Monday, July 05, 2010

Fireworks on the Fourth

I love fireworks. I think most everyone does (well except my dog...and almost every other dog on the planet).

And I am as sappy a patriotic person as you will find. I tear up at the National Anthem. Every time. Yes, really.

But I avoid D.C. like the plague on July 4th.

We did it once. Braved the masses and went down early and scoped out a spot to watch a Capital Fourth. Everyone should do it once.

No one should do it more than once. It is nuts. Just nuts.

But last night my wife had a great idea...let's go watch the fireworks from this side of the insanity.

So we drove down Columbia Pike and parked near my favorite dog park, then walked about 15 minutes to the Air Force Memorial. We figured with the hill it is on, we could get a decent view of the fireworks without having to brave the masses in D.C.

What a great idea! There were lots of people there, but we found a seat and were entertained by the Air Force band while we waited for the show.

Best of all, we got there about 8:15 and were back home by about 9:45. And we got to see all of the fireworks show and listen to a great concert (and from that vantage point, we also got to see all the mini-fireworks shows going on around the city. There were.....lots.).

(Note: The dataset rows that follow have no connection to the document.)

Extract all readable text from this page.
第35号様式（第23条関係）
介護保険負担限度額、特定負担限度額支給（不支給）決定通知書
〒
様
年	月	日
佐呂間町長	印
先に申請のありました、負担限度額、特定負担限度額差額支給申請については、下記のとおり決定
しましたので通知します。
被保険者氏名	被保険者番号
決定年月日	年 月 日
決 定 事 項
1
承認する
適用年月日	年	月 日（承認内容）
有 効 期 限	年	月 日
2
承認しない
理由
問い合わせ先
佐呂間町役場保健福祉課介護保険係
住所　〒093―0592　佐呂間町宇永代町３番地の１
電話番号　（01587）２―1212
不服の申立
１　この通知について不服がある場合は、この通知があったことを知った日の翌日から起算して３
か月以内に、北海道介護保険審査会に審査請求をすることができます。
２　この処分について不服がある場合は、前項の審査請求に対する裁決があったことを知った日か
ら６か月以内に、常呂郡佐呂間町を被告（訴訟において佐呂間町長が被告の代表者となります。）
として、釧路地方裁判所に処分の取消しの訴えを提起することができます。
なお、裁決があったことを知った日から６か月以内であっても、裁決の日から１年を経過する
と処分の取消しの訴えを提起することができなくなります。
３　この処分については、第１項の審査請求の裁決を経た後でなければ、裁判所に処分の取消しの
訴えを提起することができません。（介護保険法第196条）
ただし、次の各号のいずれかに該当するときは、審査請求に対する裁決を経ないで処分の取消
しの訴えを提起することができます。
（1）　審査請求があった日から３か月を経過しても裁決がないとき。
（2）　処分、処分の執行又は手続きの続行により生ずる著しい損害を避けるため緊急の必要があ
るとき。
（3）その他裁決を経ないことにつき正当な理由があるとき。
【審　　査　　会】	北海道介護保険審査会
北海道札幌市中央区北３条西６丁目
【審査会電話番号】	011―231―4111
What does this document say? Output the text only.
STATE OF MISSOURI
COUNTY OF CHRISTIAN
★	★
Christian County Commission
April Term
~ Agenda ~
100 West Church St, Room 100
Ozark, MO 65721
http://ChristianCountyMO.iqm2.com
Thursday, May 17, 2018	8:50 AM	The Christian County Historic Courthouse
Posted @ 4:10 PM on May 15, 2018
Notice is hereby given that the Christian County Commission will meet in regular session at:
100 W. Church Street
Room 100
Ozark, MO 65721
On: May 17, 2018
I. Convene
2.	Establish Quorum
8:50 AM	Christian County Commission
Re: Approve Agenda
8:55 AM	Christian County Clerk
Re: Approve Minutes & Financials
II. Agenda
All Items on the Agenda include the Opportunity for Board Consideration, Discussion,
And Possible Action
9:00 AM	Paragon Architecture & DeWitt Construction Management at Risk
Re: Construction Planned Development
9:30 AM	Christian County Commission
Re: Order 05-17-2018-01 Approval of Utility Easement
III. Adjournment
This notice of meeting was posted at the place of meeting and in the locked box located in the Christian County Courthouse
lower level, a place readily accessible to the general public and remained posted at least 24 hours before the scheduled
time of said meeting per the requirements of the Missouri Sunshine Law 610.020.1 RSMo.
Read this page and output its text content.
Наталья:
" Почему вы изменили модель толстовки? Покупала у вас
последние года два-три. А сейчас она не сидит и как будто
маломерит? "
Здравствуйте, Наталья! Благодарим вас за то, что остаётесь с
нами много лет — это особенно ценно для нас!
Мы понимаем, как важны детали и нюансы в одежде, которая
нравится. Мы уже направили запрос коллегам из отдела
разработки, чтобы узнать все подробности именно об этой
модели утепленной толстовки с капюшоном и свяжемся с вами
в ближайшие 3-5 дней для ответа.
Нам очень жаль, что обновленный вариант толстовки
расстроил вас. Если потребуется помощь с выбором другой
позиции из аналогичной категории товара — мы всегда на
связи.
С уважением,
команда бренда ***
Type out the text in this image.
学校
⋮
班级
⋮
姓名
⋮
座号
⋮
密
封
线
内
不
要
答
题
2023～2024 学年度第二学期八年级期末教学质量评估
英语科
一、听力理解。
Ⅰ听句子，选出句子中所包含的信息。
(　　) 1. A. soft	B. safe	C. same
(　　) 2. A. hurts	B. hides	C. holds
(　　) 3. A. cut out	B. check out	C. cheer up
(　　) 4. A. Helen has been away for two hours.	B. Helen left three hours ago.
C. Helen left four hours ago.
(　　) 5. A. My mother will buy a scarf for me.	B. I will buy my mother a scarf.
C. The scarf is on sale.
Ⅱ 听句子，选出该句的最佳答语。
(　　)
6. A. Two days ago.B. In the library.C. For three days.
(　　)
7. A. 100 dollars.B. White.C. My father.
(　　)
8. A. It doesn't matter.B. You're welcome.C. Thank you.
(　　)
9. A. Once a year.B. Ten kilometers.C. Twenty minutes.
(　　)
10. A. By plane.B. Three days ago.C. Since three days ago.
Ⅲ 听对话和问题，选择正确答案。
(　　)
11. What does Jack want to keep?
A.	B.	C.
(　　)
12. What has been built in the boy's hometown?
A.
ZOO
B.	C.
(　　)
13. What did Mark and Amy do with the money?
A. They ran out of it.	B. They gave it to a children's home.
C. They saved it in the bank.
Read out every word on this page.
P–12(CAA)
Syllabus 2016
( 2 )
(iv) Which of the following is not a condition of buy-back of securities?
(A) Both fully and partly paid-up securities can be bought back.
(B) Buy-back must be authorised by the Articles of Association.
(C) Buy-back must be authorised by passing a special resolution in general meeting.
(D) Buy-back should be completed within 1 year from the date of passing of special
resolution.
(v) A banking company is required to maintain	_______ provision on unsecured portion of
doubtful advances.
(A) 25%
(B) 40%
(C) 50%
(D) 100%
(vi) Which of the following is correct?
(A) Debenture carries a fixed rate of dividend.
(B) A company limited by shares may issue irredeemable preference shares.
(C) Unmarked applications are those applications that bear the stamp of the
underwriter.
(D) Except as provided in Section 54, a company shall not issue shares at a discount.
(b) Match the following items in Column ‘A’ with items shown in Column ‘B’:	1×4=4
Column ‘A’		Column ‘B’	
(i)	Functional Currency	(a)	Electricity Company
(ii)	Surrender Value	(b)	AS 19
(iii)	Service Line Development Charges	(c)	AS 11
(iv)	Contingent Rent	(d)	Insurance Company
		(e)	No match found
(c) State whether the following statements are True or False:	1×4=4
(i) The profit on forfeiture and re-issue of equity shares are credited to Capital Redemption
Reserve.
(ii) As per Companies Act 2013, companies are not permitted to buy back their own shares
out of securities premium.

We also got to see a pretty decent DC sunset.

Sunday, July 04, 2010

Happy Birthday, America!

For the second year in a row, I have the Fourth of July off.

Believe me, for a Foreign Service Officer, this is a big deal.

Most of my friends overseas will spend today in business suits, eating nasty finger foods, listening to some speeches, and entertaining their foreign contacts.

I don't miss that part.

They will also be given a thousand congratulations on our independence from those same contacts.

I DO miss that part.

So for this Fourth, hats off to all my friends and colleagues working in the service of this great country.

And to you, here is my vow:

If I am ever the Chief of Mission, while I know that we must have a reception on the Fourth, I promise you this.

There will be hamburgers and hot dogs. There will be ice cream. And if we can get it, there will be watermelon.

If we can manage, there will be some fireworks. And you will be able, if at all possible, to come in a little late the next day, so that you can spend some of the Fourth in your shorts and t-shirts, grilling with your family and friends, enjoying the freedoms we have as Americans.

And there will NOT/NOT be egg wrapped salmon as a finger food.

Saturday, July 03, 2010

It is all about the people

I had a great day yesterday, and it had almost nothing to do with training.

Class was okay. Parts were interesting, parts were dull. That is sort of the way it goes with training.

But one of the junior officers in the class had earlier in the week asked people to bring their lunches for a picnic.

I bring my lunch every day (because the food at FSI is too damned expensive for the (lack of) quality. I will grant you that the food is a bit better than it was, but it is still not as good as the food at Main State and it costs more. So I eat my sandwiches instead). So I figured I would probably join them.

We ended up in two groups, which we referred to as the full sun ( or skin cancer) group and the partial shade group. I opted for partial shade, mainly because I wanted to sit on a bench instead of the ground.

The weather was perfect...low 80s and low humidity. There were six of us in our little group, three first tour officers and three of us with a few more trips around the block. And we just had a nice discussion...about posts, about movies, about life. It was nice to sit around with a bunch of nice, smart people. It reminded me that the people I serve with are the best part of serving.

And then, for some icing on the cake, I had dinner with some more foreign service friends. Six of us met at the Quarterdeck and shared a couple dozen crabs (they were awesome!). Two were a couple we served with in Jerusalem. I don't get to see them often enough. They are great guys and were great to serve with...we only see each other every year or two (thank god for Facebook!), but each time, I remember just how much I care about them.

I have been convinced many times, especially when I was not enjoying my career as much as I am now, that the people in the Foreign Service are the best part of it, and that the friends I have made are a big part of why I stay.